Nilai aset tersebut mencapai 12 miliar dollar AS atau setara Rp 214 triliun yang selama ini ditahan oleh pihak Washington.
Namun, pihak Gedung Putih segera membantah keras kabar tersebut dan menyebut laporan televisi pemerintah Iran sebagai informasi rekayasa.
Ketegangan ini mencuat hanya satu hari setelah Presiden Donald Trump membagikan rincian kesepakatan versi AS untuk menghentikan konflik bersenjata.
Di sisi lain, poin-poin penting yang diajukan oleh Trump juga mendapat penolakan tegas dari sumber internal pemerintahan Iran.
Klaim Pencairan Dana dan Kontrol Selat Hormuz
Berdasarkan laporan televisi Iran pada Sabtu (30/5/2026), Amerika Serikat disebut berjanji membuka akses penuh terhadap aset miliaran dollar tersebut dalam waktu 60 hari.
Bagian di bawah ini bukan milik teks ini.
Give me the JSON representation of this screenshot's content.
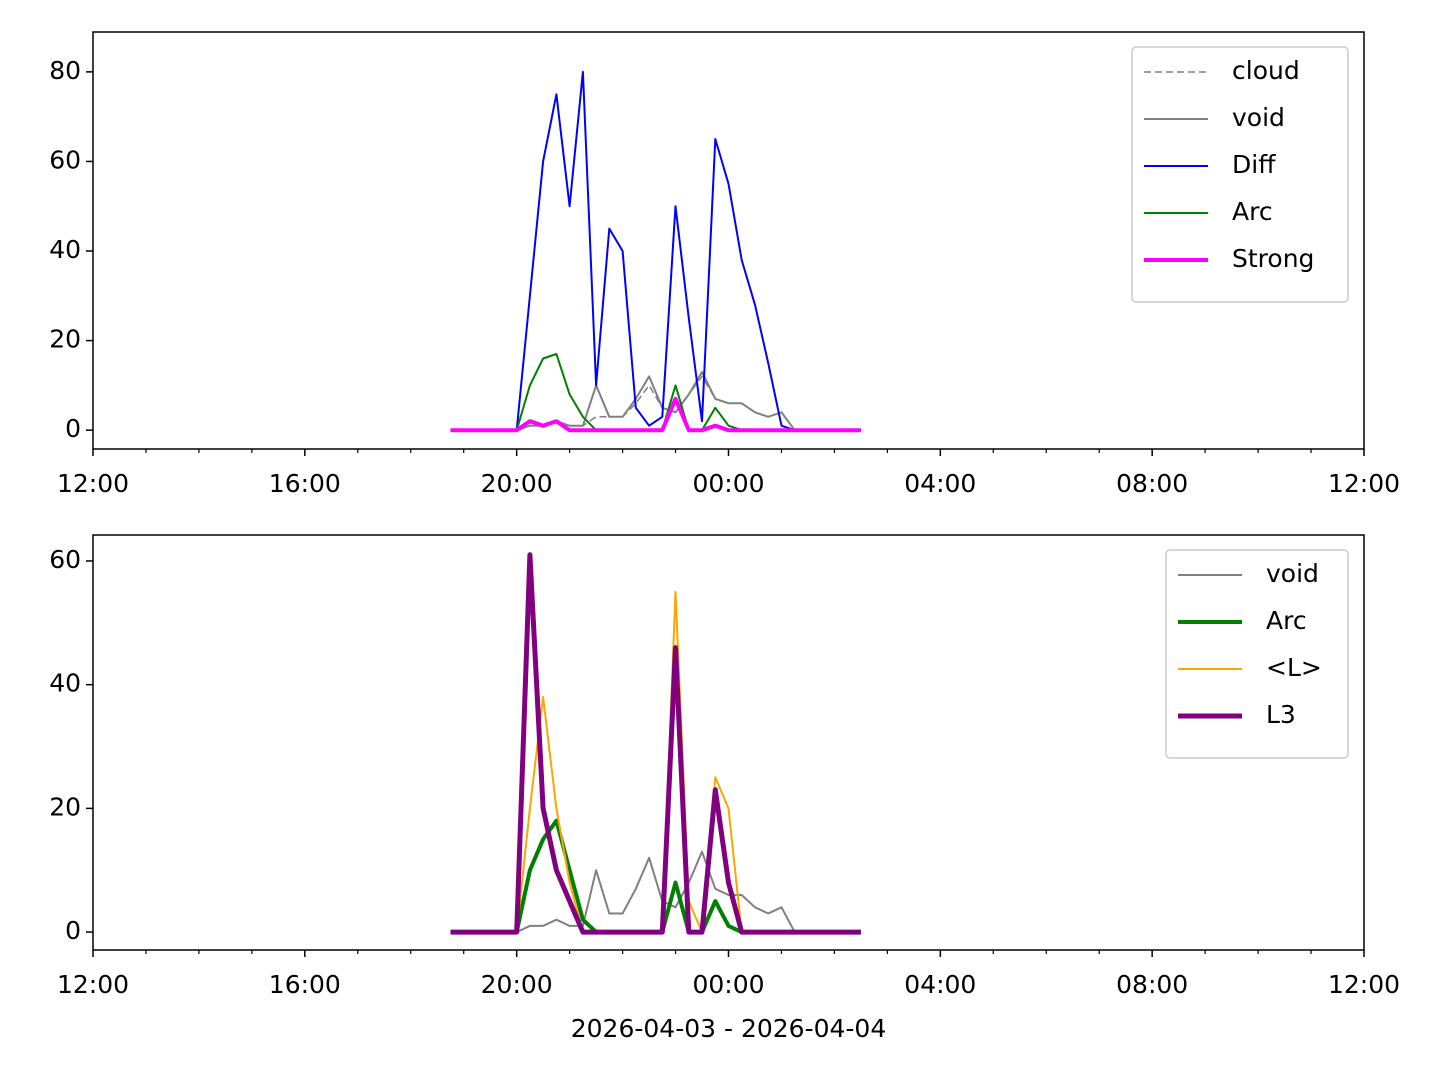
{
  "chart_data": [
    {
      "type": "line",
      "x": [
        6.75,
        7,
        7.25,
        7.5,
        7.75,
        8,
        8.25,
        8.5,
        8.75,
        9,
        9.25,
        9.5,
        9.75,
        10,
        10.25,
        10.5,
        10.75,
        11,
        11.25,
        11.5,
        11.75,
        12,
        12.25,
        12.5,
        12.75,
        13,
        13.25,
        13.5,
        13.75,
        14,
        14.25,
        14.5
      ],
      "series": [
        {
          "name": "cloud",
          "color": "#808080",
          "linestyle": "dashed",
          "linewidth": 1.5,
          "values": [
            0,
            0,
            0,
            0,
            0,
            0,
            1,
            1,
            2,
            1,
            1,
            3,
            3,
            3,
            6,
            10,
            5,
            4,
            8,
            12,
            7,
            6,
            6,
            4,
            3,
            4,
            0,
            0,
            0,
            0,
            0,
            0
          ]
        },
        {
          "name": "void",
          "color": "#808080",
          "linestyle": "solid",
          "linewidth": 2,
          "values": [
            0,
            0,
            0,
            0,
            0,
            0,
            1,
            1,
            2,
            1,
            1,
            10,
            3,
            3,
            7,
            12,
            5,
            4,
            8,
            13,
            7,
            6,
            6,
            4,
            3,
            4,
            0,
            0,
            0,
            0,
            0,
            0
          ]
        },
        {
          "name": "Diff",
          "color": "#0000ff",
          "linestyle": "solid",
          "linewidth": 2,
          "values": [
            0,
            0,
            0,
            0,
            0,
            0,
            30,
            60,
            75,
            50,
            80,
            10,
            45,
            40,
            5,
            1,
            3,
            50,
            25,
            2,
            65,
            55,
            38,
            28,
            15,
            1,
            0,
            0,
            0,
            0,
            0,
            0
          ]
        },
        {
          "name": "Arc",
          "color": "#008000",
          "linestyle": "solid",
          "linewidth": 2,
          "values": [
            0,
            0,
            0,
            0,
            0,
            0,
            10,
            16,
            17,
            8,
            3,
            0,
            0,
            0,
            0,
            0,
            0,
            10,
            0,
            0,
            5,
            1,
            0,
            0,
            0,
            0,
            0,
            0,
            0,
            0,
            0,
            0
          ]
        },
        {
          "name": "Strong",
          "color": "#ff00ff",
          "linestyle": "solid",
          "linewidth": 4,
          "values": [
            0,
            0,
            0,
            0,
            0,
            0,
            2,
            1,
            2,
            0,
            0,
            0,
            0,
            0,
            0,
            0,
            0,
            7,
            0,
            0,
            1,
            0,
            0,
            0,
            0,
            0,
            0,
            0,
            0,
            0,
            0,
            0
          ]
        }
      ],
      "xlim": [
        0,
        24
      ],
      "xticks": [
        {
          "value": 0,
          "label": "12:00"
        },
        {
          "value": 4,
          "label": "16:00"
        },
        {
          "value": 8,
          "label": "20:00"
        },
        {
          "value": 12,
          "label": "00:00"
        },
        {
          "value": 16,
          "label": "04:00"
        },
        {
          "value": 20,
          "label": "08:00"
        },
        {
          "value": 24,
          "label": "12:00"
        }
      ],
      "xminorticks": [
        1,
        2,
        3,
        5,
        6,
        7,
        9,
        10,
        11,
        13,
        14,
        15,
        17,
        18,
        19,
        21,
        22,
        23
      ],
      "ylim": [
        -4.2,
        88.9
      ],
      "yticks": [
        0,
        20,
        40,
        60,
        80
      ],
      "legend": "upper right"
    },
    {
      "type": "line",
      "x": [
        6.75,
        7,
        7.25,
        7.5,
        7.75,
        8,
        8.25,
        8.5,
        8.75,
        9,
        9.25,
        9.5,
        9.75,
        10,
        10.25,
        10.5,
        10.75,
        11,
        11.25,
        11.5,
        11.75,
        12,
        12.25,
        12.5,
        12.75,
        13,
        13.25,
        13.5,
        13.75,
        14,
        14.25,
        14.5
      ],
      "series": [
        {
          "name": "void",
          "color": "#808080",
          "linestyle": "solid",
          "linewidth": 2,
          "values": [
            0,
            0,
            0,
            0,
            0,
            0,
            1,
            1,
            2,
            1,
            1,
            10,
            3,
            3,
            7,
            12,
            5,
            4,
            8,
            13,
            7,
            6,
            6,
            4,
            3,
            4,
            0,
            0,
            0,
            0,
            0,
            0
          ]
        },
        {
          "name": "Arc",
          "color": "#008000",
          "linestyle": "solid",
          "linewidth": 4,
          "values": [
            0,
            0,
            0,
            0,
            0,
            0,
            10,
            15,
            18,
            10,
            2,
            0,
            0,
            0,
            0,
            0,
            0,
            8,
            0,
            0,
            5,
            1,
            0,
            0,
            0,
            0,
            0,
            0,
            0,
            0,
            0,
            0
          ]
        },
        {
          "name": "<L>",
          "color": "#ffa500",
          "linestyle": "solid",
          "linewidth": 2,
          "values": [
            0,
            0,
            0,
            0,
            0,
            0,
            20,
            38,
            20,
            8,
            0,
            0,
            0,
            0,
            0,
            0,
            0,
            55,
            5,
            0,
            25,
            20,
            0,
            0,
            0,
            0,
            0,
            0,
            0,
            0,
            0,
            0
          ]
        },
        {
          "name": "L3",
          "color": "#800080",
          "linestyle": "solid",
          "linewidth": 5,
          "values": [
            0,
            0,
            0,
            0,
            0,
            0,
            61,
            20,
            10,
            5,
            0,
            0,
            0,
            0,
            0,
            0,
            0,
            46,
            0,
            0,
            23,
            8,
            0,
            0,
            0,
            0,
            0,
            0,
            0,
            0,
            0,
            0
          ]
        }
      ],
      "xlim": [
        0,
        24
      ],
      "xticks": [
        {
          "value": 0,
          "label": "12:00"
        },
        {
          "value": 4,
          "label": "16:00"
        },
        {
          "value": 8,
          "label": "20:00"
        },
        {
          "value": 12,
          "label": "00:00"
        },
        {
          "value": 16,
          "label": "04:00"
        },
        {
          "value": 20,
          "label": "08:00"
        },
        {
          "value": 24,
          "label": "12:00"
        }
      ],
      "xminorticks": [
        1,
        2,
        3,
        5,
        6,
        7,
        9,
        10,
        11,
        13,
        14,
        15,
        17,
        18,
        19,
        21,
        22,
        23
      ],
      "ylim": [
        -2.9,
        64.2
      ],
      "yticks": [
        0,
        20,
        40,
        60
      ],
      "xlabel": "2026-04-03 - 2026-04-04",
      "legend": "upper right"
    }
  ]
}
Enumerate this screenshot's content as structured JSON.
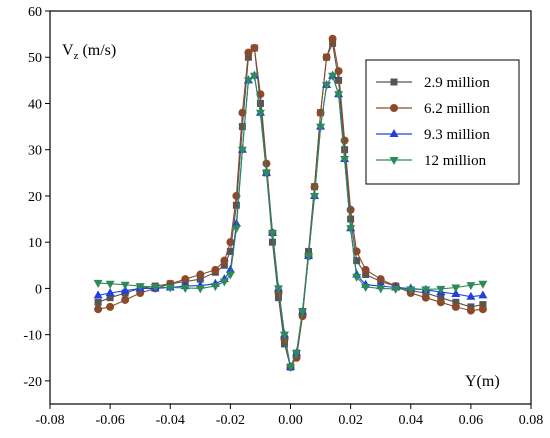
{
  "chart_data": {
    "type": "scatter",
    "ylabel_main": "V",
    "ylabel_sub": "z",
    "ylabel_unit": " (m/s)",
    "xlabel": "Y(m)",
    "xlim": [
      -0.08,
      0.08
    ],
    "ylim": [
      -25,
      60
    ],
    "x_ticks": [
      "-0.08",
      "-0.06",
      "-0.04",
      "-0.02",
      "0.00",
      "0.02",
      "0.04",
      "0.06",
      "0.08"
    ],
    "x_tick_values": [
      -0.08,
      -0.06,
      -0.04,
      -0.02,
      0.0,
      0.02,
      0.04,
      0.06,
      0.08
    ],
    "y_ticks": [
      "-20",
      "-10",
      "0",
      "10",
      "20",
      "30",
      "40",
      "50",
      "60"
    ],
    "y_tick_values": [
      -20,
      -10,
      0,
      10,
      20,
      30,
      40,
      50,
      60
    ],
    "legend_position": "top-right",
    "x": [
      -0.064,
      -0.06,
      -0.055,
      -0.05,
      -0.045,
      -0.04,
      -0.035,
      -0.03,
      -0.025,
      -0.022,
      -0.02,
      -0.018,
      -0.016,
      -0.014,
      -0.012,
      -0.01,
      -0.008,
      -0.006,
      -0.004,
      -0.002,
      0.0,
      0.002,
      0.004,
      0.006,
      0.008,
      0.01,
      0.012,
      0.014,
      0.016,
      0.018,
      0.02,
      0.022,
      0.025,
      0.03,
      0.035,
      0.04,
      0.045,
      0.05,
      0.055,
      0.06,
      0.064
    ],
    "series": [
      {
        "name": "2.9 million",
        "color": "#555555",
        "marker": "square",
        "values": [
          -3,
          -2,
          -1,
          0,
          0.5,
          1,
          1.5,
          2,
          3.5,
          5,
          8,
          18,
          35,
          50,
          52,
          40,
          25,
          10,
          -2,
          -12,
          -17,
          -14,
          -5,
          8,
          22,
          38,
          50,
          53,
          45,
          30,
          15,
          6,
          3,
          1.5,
          0.5,
          -0.5,
          -1,
          -2,
          -3,
          -4,
          -3.5
        ]
      },
      {
        "name": "6.2 million",
        "color": "#8B4A2B",
        "marker": "circle",
        "values": [
          -4.5,
          -4,
          -2.5,
          -1,
          0,
          1,
          2,
          3,
          4,
          6,
          10,
          20,
          38,
          51,
          52,
          42,
          27,
          12,
          -1,
          -11,
          -17,
          -15,
          -6,
          7,
          22,
          38,
          50,
          54,
          47,
          32,
          17,
          8,
          4,
          2,
          0.5,
          -1,
          -2,
          -3,
          -4,
          -4.8,
          -4.5
        ]
      },
      {
        "name": "9.3 million",
        "color": "#2040E0",
        "marker": "triangle-up",
        "values": [
          -1.5,
          -1,
          -0.5,
          0,
          0,
          0.2,
          0.5,
          0.6,
          1,
          2,
          4,
          14,
          30,
          45,
          46,
          38,
          25,
          12,
          0,
          -10,
          -17,
          -14,
          -5,
          7,
          20,
          35,
          44,
          46,
          42,
          28,
          13,
          3,
          0.8,
          0.5,
          0.2,
          0,
          -0.3,
          -0.8,
          -1.2,
          -1.8,
          -1.5
        ]
      },
      {
        "name": "12 million",
        "color": "#2E8B57",
        "marker": "triangle-down",
        "values": [
          1.2,
          1,
          0.8,
          0.5,
          0.3,
          0.2,
          0.1,
          0,
          0.5,
          1.5,
          3,
          13,
          30,
          45,
          46,
          38,
          25,
          12,
          0,
          -10,
          -17,
          -14,
          -5,
          7,
          20,
          35,
          44,
          46,
          42,
          28,
          13,
          2.5,
          0.3,
          0,
          -0.1,
          -0.2,
          -0.2,
          -0.1,
          0.2,
          0.7,
          1
        ]
      }
    ]
  }
}
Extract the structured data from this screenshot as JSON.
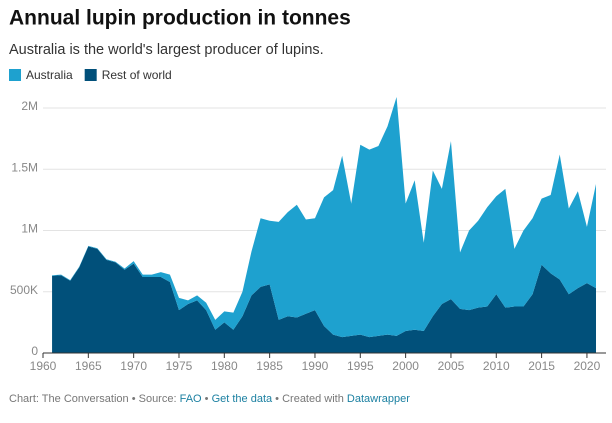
{
  "chart_data": {
    "type": "stacked_area",
    "title": "Annual lupin production in tonnes",
    "subtitle": "Australia is the world's largest producer of lupins.",
    "x": [
      1961,
      1962,
      1963,
      1964,
      1965,
      1966,
      1967,
      1968,
      1969,
      1970,
      1971,
      1972,
      1973,
      1974,
      1975,
      1976,
      1977,
      1978,
      1979,
      1980,
      1981,
      1982,
      1983,
      1984,
      1985,
      1986,
      1987,
      1988,
      1989,
      1990,
      1991,
      1992,
      1993,
      1994,
      1995,
      1996,
      1997,
      1998,
      1999,
      2000,
      2001,
      2002,
      2003,
      2004,
      2005,
      2006,
      2007,
      2008,
      2009,
      2010,
      2011,
      2012,
      2013,
      2014,
      2015,
      2016,
      2017,
      2018,
      2019,
      2020,
      2021
    ],
    "series": [
      {
        "name": "Australia",
        "color": "#1ea1cf",
        "values": [
          5000,
          5000,
          5000,
          5000,
          5000,
          5000,
          5000,
          5000,
          10000,
          20000,
          20000,
          20000,
          40000,
          60000,
          100000,
          30000,
          40000,
          60000,
          80000,
          90000,
          140000,
          200000,
          360000,
          560000,
          520000,
          800000,
          850000,
          920000,
          770000,
          750000,
          1050000,
          1180000,
          1480000,
          1080000,
          1550000,
          1530000,
          1550000,
          1700000,
          1950000,
          1040000,
          1220000,
          720000,
          1190000,
          940000,
          1290000,
          460000,
          650000,
          710000,
          810000,
          800000,
          970000,
          470000,
          620000,
          620000,
          540000,
          640000,
          1020000,
          700000,
          790000,
          460000,
          850000
        ]
      },
      {
        "name": "Rest of world",
        "color": "#01507a",
        "values": [
          630000,
          635000,
          590000,
          700000,
          870000,
          850000,
          760000,
          740000,
          680000,
          730000,
          620000,
          620000,
          620000,
          580000,
          350000,
          400000,
          430000,
          350000,
          190000,
          250000,
          190000,
          300000,
          470000,
          540000,
          560000,
          270000,
          300000,
          290000,
          320000,
          350000,
          220000,
          150000,
          130000,
          140000,
          150000,
          130000,
          140000,
          150000,
          140000,
          180000,
          190000,
          180000,
          300000,
          400000,
          440000,
          360000,
          350000,
          370000,
          380000,
          480000,
          370000,
          380000,
          380000,
          480000,
          720000,
          650000,
          600000,
          480000,
          530000,
          570000,
          530000
        ]
      }
    ],
    "xlim": [
      1960,
      2021
    ],
    "xticks": [
      1960,
      1965,
      1970,
      1975,
      1980,
      1985,
      1990,
      1995,
      2000,
      2005,
      2010,
      2015,
      2020
    ],
    "ylim": [
      0,
      2000000
    ],
    "yticks": [
      0,
      {
        "value": 500000,
        "label": "500K"
      },
      {
        "value": 1000000,
        "label": "1M"
      },
      {
        "value": 1500000,
        "label": "1.5M"
      },
      {
        "value": 2000000,
        "label": "2M"
      }
    ],
    "grid": true
  },
  "footer": {
    "credit": "Chart: The Conversation",
    "source_label": "Source:",
    "source": "FAO",
    "get_data": "Get the data",
    "created": "Created with",
    "tool": "Datawrapper"
  }
}
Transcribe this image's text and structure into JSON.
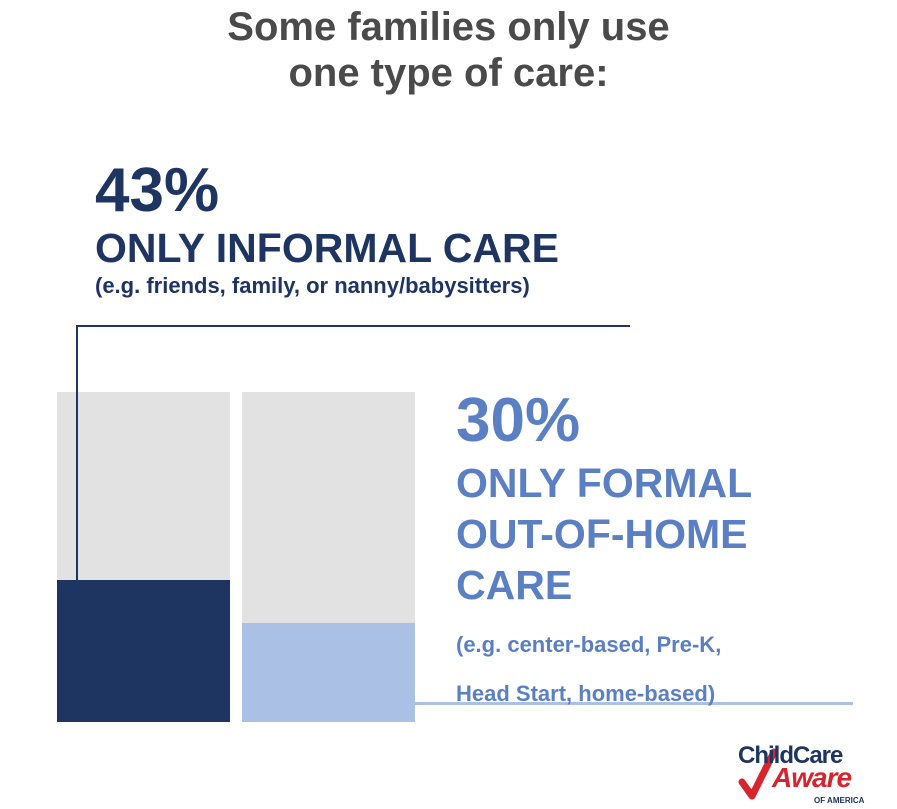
{
  "title_lines": [
    "Some families only use",
    "one type of care:"
  ],
  "chart_data": {
    "type": "bar",
    "categories": [
      "Only informal care",
      "Only formal out-of-home care"
    ],
    "values": [
      43,
      30
    ],
    "unit": "%",
    "ylim": [
      0,
      100
    ],
    "grid": false,
    "colors": {
      "track": "#e2e2e2",
      "informal": "#1e3461",
      "formal": "#aac0e5"
    }
  },
  "stats": {
    "informal": {
      "value_label": "43%",
      "label_lines": [
        "ONLY INFORMAL CARE"
      ],
      "note_lines": [
        "(e.g. friends, family, or nanny/babysitters)"
      ],
      "color": "#1e3461"
    },
    "formal": {
      "value_label": "30%",
      "label_lines": [
        "ONLY FORMAL",
        "OUT-OF-HOME",
        "CARE"
      ],
      "note_lines": [
        "(e.g. center-based, Pre-K,",
        "Head Start, home-based)"
      ],
      "color": "#5b7fc3"
    }
  },
  "logo": {
    "line1": "ChildCare",
    "line2": "Aware",
    "line3": "OF AMERICA",
    "check_icon": "check-mark-icon",
    "colors": {
      "navy": "#1e3461",
      "red": "#d6252e"
    }
  }
}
Melalui akses ini, Teheran mengeklaim bisa memindahkan dan membelanjakan dana tersebut di bank tujuan mana pun tanpa hambatan.
Pernyataan ini bertolak belakang dengan penegasan Trump yang menyatakan bahwa tidak akan ada transaksi uang hingga batas waktu yang belum ditentukan.
Kabar mengenai keterlibatan sektor keuangan ini diperkuat oleh laporan kunjungan Kepala Bank Sentral Iran ke Qatar awal pekan lalu.
Kunjungan tersebut bertujuan membahas teknis pencairan dana beku yang menjadi bagian dari draf perjanjian akhir kedua negara.
Beberapa poin krusial yang menjadi perbedaan pendapat antara Iran dan Amerika Serikat adalah:
- Akses Aset: Iran mengklaim dana cair dalam dua bulan, sementara AS menegaskan belum ada kesepakatan pembayaran.
- Selat Hormuz: Teheran bersikeras mempertahankan kendali atas jalur laut tersebut, namun Trump menuntut pembukaan jalur tanpa syarat.
- Status Blokade: Iran berniat tetap mengelola lalu lintas energi, sedangkan AS menolak keras dominasi Iran di jalur vital itu.
Perbedaan visi ini menunjukkan bahwa proses negosiasi masih menemui jalan terjal meski draf kesepakatan sudah mulai dibahas di meja diplomasi.
Ancaman Militer Amerika Serikat Tetap Berlaku
Menteri Pertahanan AS, Pete Hegseth, memberikan peringatan keras bahwa opsi militer tetap terbuka lebar jika negosiasi gagal membuahkan hasil.
Ia menegaskan di Singapura bahwa militer AS memiliki kapasitas penuh untuk meluncurkan kembali serangan terhadap Iran kapan saja dibutuhkan.
Hegseth menjamin bahwa stok persenjataan dan kesiapan pasukan AS di seluruh dunia berada dalam posisi yang sangat menguntungkan.
Berikut adalah ringkasan situasi terkini terkait kesiapan dan target Amerika Serikat di wilayah tersebut:
| Aspek Keamanan | Posisi Amerika Serikat |
|---|---|
| Kesiapan Militer | Memiliki persediaan senjata yang cukup di berbagai pangkalan global. |
| Target Utama | Memastikan Iran tidak memiliki kemampuan mengembangkan senjata nuklir. |
| Strategi Diplomasi | Presiden Trump mengedepankan kesabaran untuk mencapai kesepakatan besar. |
| Opsi Serangan | Siap memulai kembali operasi militer jika MoU tidak tercapai. |
Data di atas menunjukkan bahwa meski upaya diplomasi sedang berjalan, tekanan militer tetap menjadi instrumen utama AS dalam menghadapi Teheran.
Hingga saat ini, kedua negara masih terjebak dalam perang klaim mengenai isi nota kesepahaman yang sebenarnya di balik pintu tertutup.